'Menyaksikan' parade sound horeg secara langsung kemarin membuat trauma. Bukan hanya sekedar suara yang memekakkan telinga dan membuat jantung berdebar.
Yang ngadain acara ini adalah desa untuk perayaan hari kemerdekaan. Di desa kami ada 24 RT, dan masing-masing RT mengeluarkan kendaraan sound horeg diikuti dengan para kru. Satu RT ada yang mengeluarkan 3 kendaraan sound.
Para kru ini adalah warga yang dirias sedemikian rupa dan macam. Mereka berjalan di belakang kendaraan sound dengan menari-nari.
Sound horeg ini disewa dengan iuran warga dengan harga yang wow, kalau dirata 5 jutaaan/kendaraan. Belum ditambah aksesoris dam konsumsi peserta.
Acara berlangsung mulai jam 9 nan. Ketika adzan Dhuhur sampai shalat berakhir, kru meng-offkan soundnya. Sementara kru penari tetap berada di samping persis mushalla. Begitu salam, musik kembali menghentak diikuti tarian.
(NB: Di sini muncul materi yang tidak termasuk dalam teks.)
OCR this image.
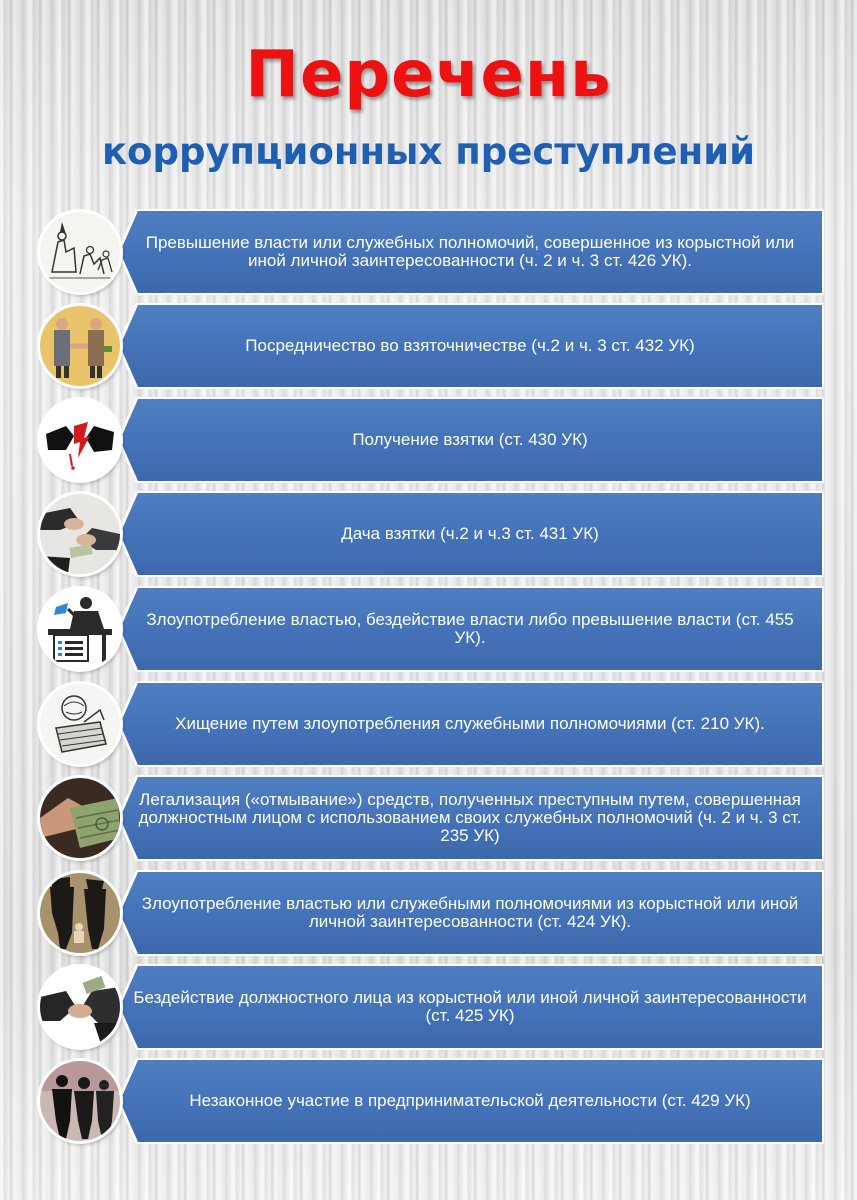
Перечень
коррупционных преступлений
Превышение власти или служебных полномочий, совершенное из корыстной или иной личной заинтересованности (ч. 2 и ч. 3 ст. 426 УК).
Посредничество во взяточничестве (ч.2 и ч. 3 ст. 432 УК)
Получение взятки (ст. 430 УК)
Дача взятки (ч.2 и ч.3 ст. 431 УК)
Злоупотребление властью, бездействие власти либо превышение власти (ст. 455 УК).
Хищение путем злоупотребления служебными полномочиями (ст. 210 УК).
Легализация («отмывание») средств, полученных преступным путем, совершенная должностным лицом с использованием своих служебных полномочий (ч. 2 и ч. 3 ст. 235 УК)
Злоупотребление властью или служебными полномочиями из корыстной или иной личной заинтересованности (ст. 424 УК).
Бездействие должностного лица из корыстной или иной личной заинтересованности (ст. 425 УК)
Незаконное участие в предпринимательской деятельности (ст. 429 УК)
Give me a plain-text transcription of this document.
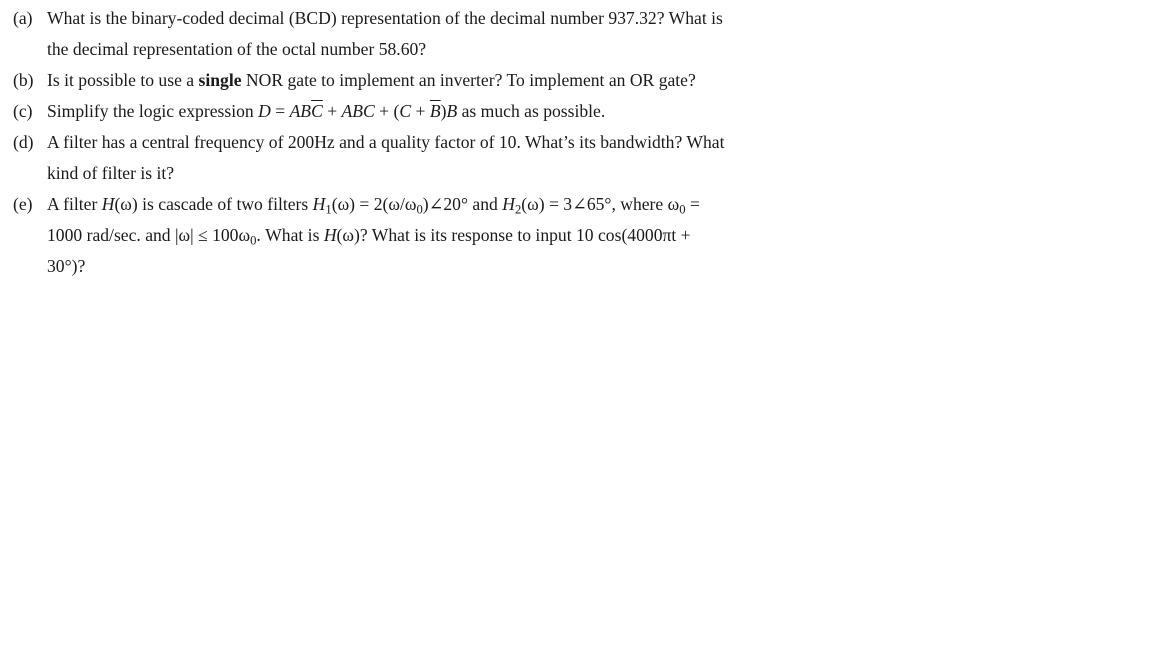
(a) What is the binary-coded decimal (BCD) representation of the decimal number 937.32? What is
the decimal representation of the octal number 58.60?
(b) Is it possible to use a single NOR gate to implement an inverter? To implement an OR gate?
(c) Simplify the logic expression $D = AB\overline{C}$ + ABC + $(C + \overline{B})B$ as much as possible.
(d) A filter has a central frequency of 200Hz and a quality factor of 10. What’s its bandwidth? What
kind of filter is it?
(e) A filter H(ω) is cascade of two filters $H_1(\omega)$ = $2(\omega/\omega_0)\angle 20^\circ$ and $H_2(\omega)$ = 3∠65°, where $\omega_0$ =
1000 rad/sec. and $|\omega| \le 100\omega_0$. What is H(ω)? What is its response to input 10 cos(4000πt +
30°)?
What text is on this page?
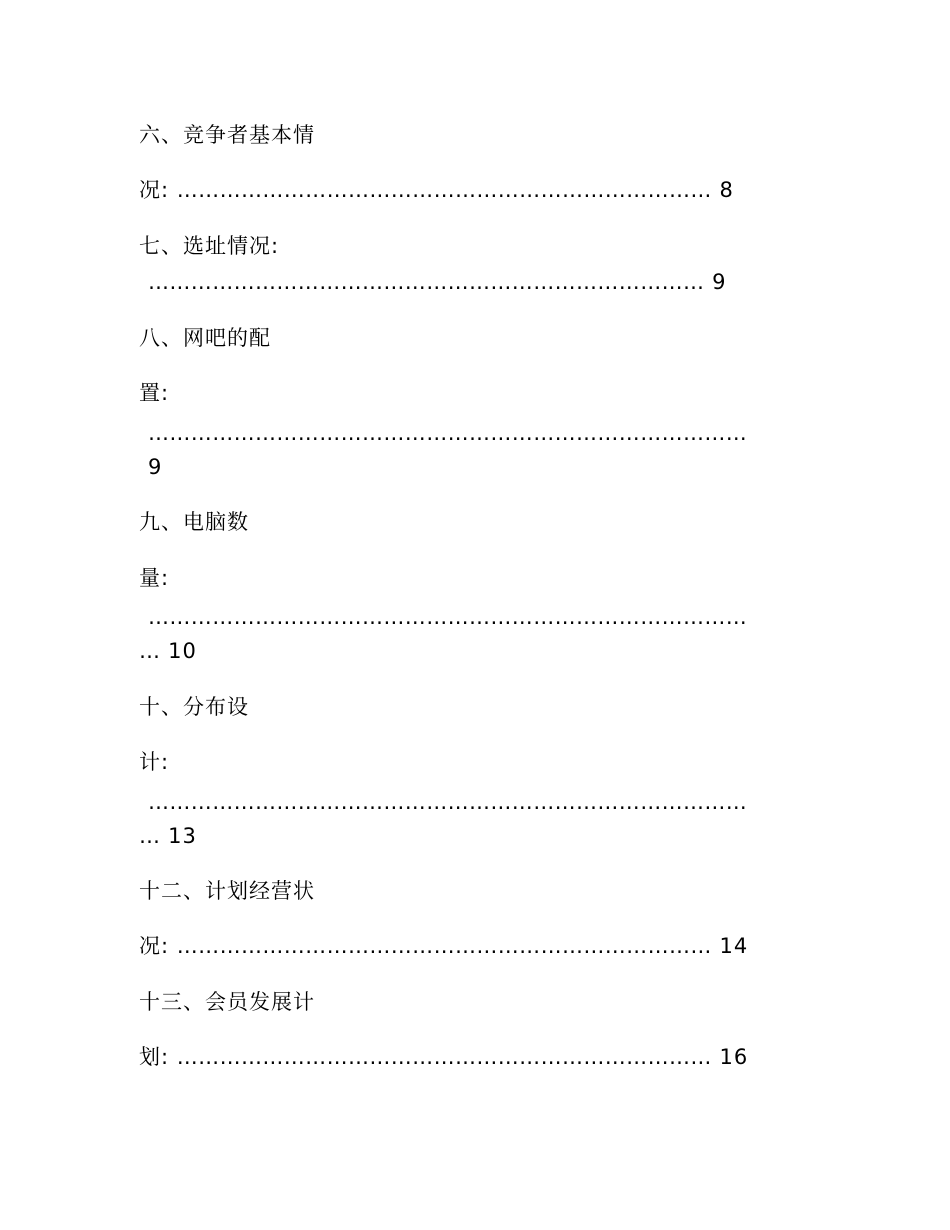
六、竞争者基本情
况: ………………………………………………………………… 8
七、选址情况:
…………………………………………………………………… 9
八、网吧的配
置:
…………………………………………………………………………
9
九、电脑数
量:
…………………………………………………………………………
… 10
十、分布设
计:
…………………………………………………………………………
… 13
十二、计划经营状
况: ………………………………………………………………… 14
十三、会员发展计
划: ………………………………………………………………… 16
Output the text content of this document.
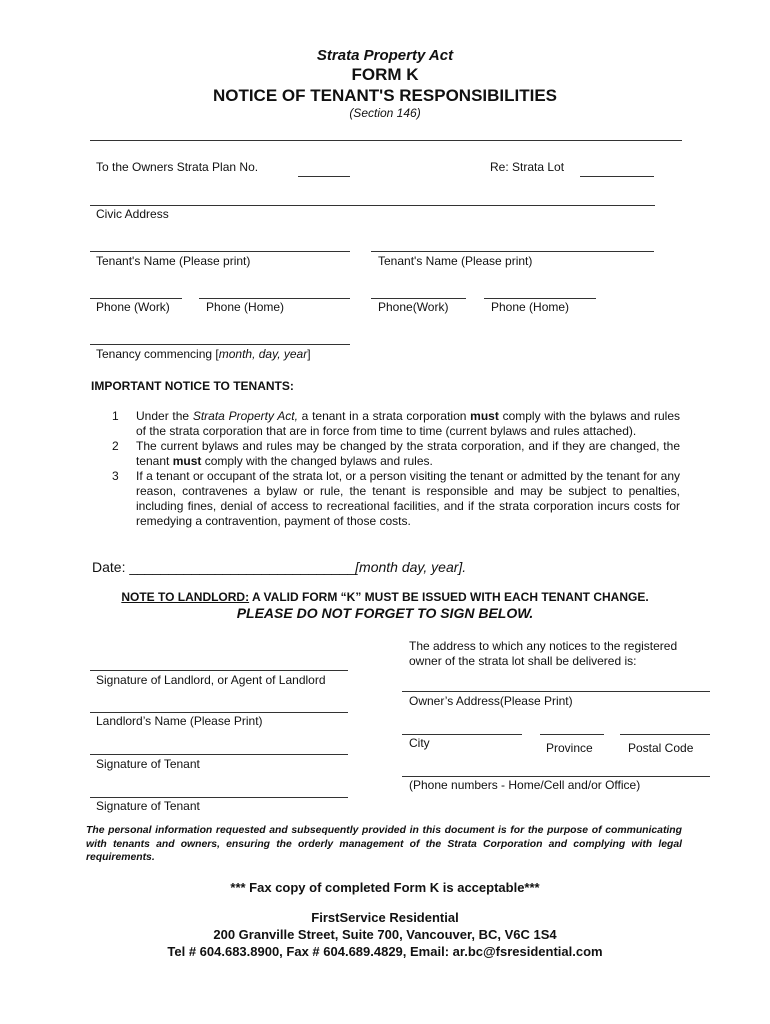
Strata Property Act
FORM K
NOTICE OF TENANT'S RESPONSIBILITIES
(Section 146)
To the Owners Strata Plan No.	Re: Strata Lot
Civic Address
Tenant's Name (Please print)	Tenant's Name (Please print)
Phone (Work)	Phone (Home)	Phone(Work)	Phone (Home)
Tenancy commencing [month, day, year]
IMPORTANT NOTICE TO TENANTS:
1 Under the Strata Property Act, a tenant in a strata corporation must comply with the bylaws and rules of the strata corporation that are in force from time to time (current bylaws and rules attached).
2 The current bylaws and rules may be changed by the strata corporation, and if they are changed, the tenant must comply with the changed bylaws and rules.
3 If a tenant or occupant of the strata lot, or a person visiting the tenant or admitted by the tenant for any reason, contravenes a bylaw or rule, the tenant is responsible and may be subject to penalties, including fines, denial of access to recreational facilities, and if the strata corporation incurs costs for remedying a contravention, payment of those costs.
Date: _____________________________[month day, year].
NOTE TO LANDLORD: A VALID FORM “K” MUST BE ISSUED WITH EACH TENANT CHANGE.
PLEASE DO NOT FORGET TO SIGN BELOW.
The address to which any notices to the registered owner of the strata lot shall be delivered is:
Signature of Landlord, or Agent of Landlord
Owner’s Address(Please Print)
Landlord’s Name (Please Print)
City	Province	Postal Code
Signature of Tenant
(Phone numbers - Home/Cell and/or Office)
Signature of Tenant
The personal information requested and subsequently provided in this document is for the purpose of communicating with tenants and owners, ensuring the orderly management of the Strata Corporation and complying with legal requirements.
*** Fax copy of completed Form K is acceptable***
FirstService Residential
200 Granville Street, Suite 700, Vancouver, BC, V6C 1S4
Tel # 604.683.8900, Fax # 604.689.4829, Email: ar.bc@fsresidential.com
Yang lebih mengenaskan adalah waktu Asar, kru hanya mengoffkan di waktu azan, dan memutar kembali musiknya ketika azan berakhir. Jadi dalam kondisi jamaah shalat, musik berdentum keras di samping mushalla lengkap dengan jogedan para penarinya.
Dalam kondisi ini, demi Allah ana betul-betul merasa ketakutan dengan kekurangan ajaran mereka. Terbersit: "Kalau sampai azab Allah datang, maka sangat wajar."
Hasbunallah wa ni'mal wakil.
(Ihsanul Faruqi)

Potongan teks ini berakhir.